Module 6: Operational Constraints and Production Readiness

  • Enforcing feature schema validation in the inference pipeline to prevent model errors from unexpected nulls or type changes.
  • Designing fallback logic for missing features during scoring, such as using cohort averages when individual values are unavailable.
  • Implementing feature versioning to support A/B testing and rollback capabilities in production environments.
  • Measuring feature computation latency to ensure real-time models meet SLAs (e.g., sub-100ms feature extraction).
  • Registering features in a central catalog with metadata including ownership, update frequency, and business definition.
  • Setting up monitoring for feature distribution drift using statistical tests (e.g., Kolmogorov-Smirnov) on weekly batches.

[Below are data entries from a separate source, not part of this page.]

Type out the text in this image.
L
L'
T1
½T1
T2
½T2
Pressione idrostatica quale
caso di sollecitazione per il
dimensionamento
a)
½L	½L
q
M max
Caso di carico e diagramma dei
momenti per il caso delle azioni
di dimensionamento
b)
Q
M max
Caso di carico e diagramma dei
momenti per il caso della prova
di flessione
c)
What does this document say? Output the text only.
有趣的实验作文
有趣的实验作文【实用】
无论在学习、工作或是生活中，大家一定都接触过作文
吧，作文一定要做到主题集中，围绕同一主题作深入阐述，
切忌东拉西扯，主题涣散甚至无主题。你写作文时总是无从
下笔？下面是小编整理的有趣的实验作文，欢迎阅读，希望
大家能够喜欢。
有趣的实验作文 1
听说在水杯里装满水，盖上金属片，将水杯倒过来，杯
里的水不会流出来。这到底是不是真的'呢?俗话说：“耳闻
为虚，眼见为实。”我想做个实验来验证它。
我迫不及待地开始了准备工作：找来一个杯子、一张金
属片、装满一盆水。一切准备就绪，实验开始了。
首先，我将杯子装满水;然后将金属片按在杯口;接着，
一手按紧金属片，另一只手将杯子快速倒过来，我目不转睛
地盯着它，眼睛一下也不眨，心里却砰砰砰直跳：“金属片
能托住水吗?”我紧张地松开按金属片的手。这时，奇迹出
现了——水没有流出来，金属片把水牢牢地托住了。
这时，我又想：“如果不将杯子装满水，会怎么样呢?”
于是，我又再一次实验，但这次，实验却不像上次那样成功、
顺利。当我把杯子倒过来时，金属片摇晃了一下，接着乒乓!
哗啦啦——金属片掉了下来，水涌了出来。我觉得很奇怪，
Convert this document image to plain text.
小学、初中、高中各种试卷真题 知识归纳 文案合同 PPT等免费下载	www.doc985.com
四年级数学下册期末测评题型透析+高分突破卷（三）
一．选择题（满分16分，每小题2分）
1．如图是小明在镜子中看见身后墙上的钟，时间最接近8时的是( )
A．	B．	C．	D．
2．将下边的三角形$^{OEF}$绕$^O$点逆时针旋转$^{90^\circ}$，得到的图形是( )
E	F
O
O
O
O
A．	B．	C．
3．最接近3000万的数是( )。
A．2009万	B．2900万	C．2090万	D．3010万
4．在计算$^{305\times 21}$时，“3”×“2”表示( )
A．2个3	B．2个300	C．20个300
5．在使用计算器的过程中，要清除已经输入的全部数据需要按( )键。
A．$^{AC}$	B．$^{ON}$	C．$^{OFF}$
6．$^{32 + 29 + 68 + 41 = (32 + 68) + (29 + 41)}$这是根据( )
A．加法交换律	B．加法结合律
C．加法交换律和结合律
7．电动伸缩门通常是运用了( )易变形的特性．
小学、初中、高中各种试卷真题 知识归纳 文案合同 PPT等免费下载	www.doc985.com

Module 7: Governance, Compliance, and Ethical Considerations

  • Screening features for protected attributes or proxies (e.g., ZIP code as a race surrogate) to comply with fair lending regulations.
  • Documenting data provenance for audit purposes, especially when features originate from third-party vendors.
  • Implementing role-based access controls on feature stores to restrict sensitive data (e.g., health indicators) to authorized teams.
  • Conducting bias audits by stratifying model performance across demographic groups defined by available features.
  • Archiving deprecated features with retention policies aligned to legal and compliance requirements.
  • Requiring change control approvals for modifications to high-impact features used in regulated decisioning systems.

Module 8: Iterative Refinement and Monitoring in Live Systems

  • Scheduling quarterly re-evaluation of feature importance to detect decay due to market or behavioral shifts.
  • Integrating feature performance metrics (e.g., AUC drop when removed) into model monitoring dashboards.
  • Triggering retraining pipelines when feature availability drops below 95% in production data streams.
  • Using shadow mode deployments to test new features without impacting live decisions or customer experiences.
  • Logging feature values alongside predictions to enable post-hoc analysis of model behavior in edge cases.
  • Establishing feedback loops from business units to report when model outputs contradict observed trends, prompting feature review.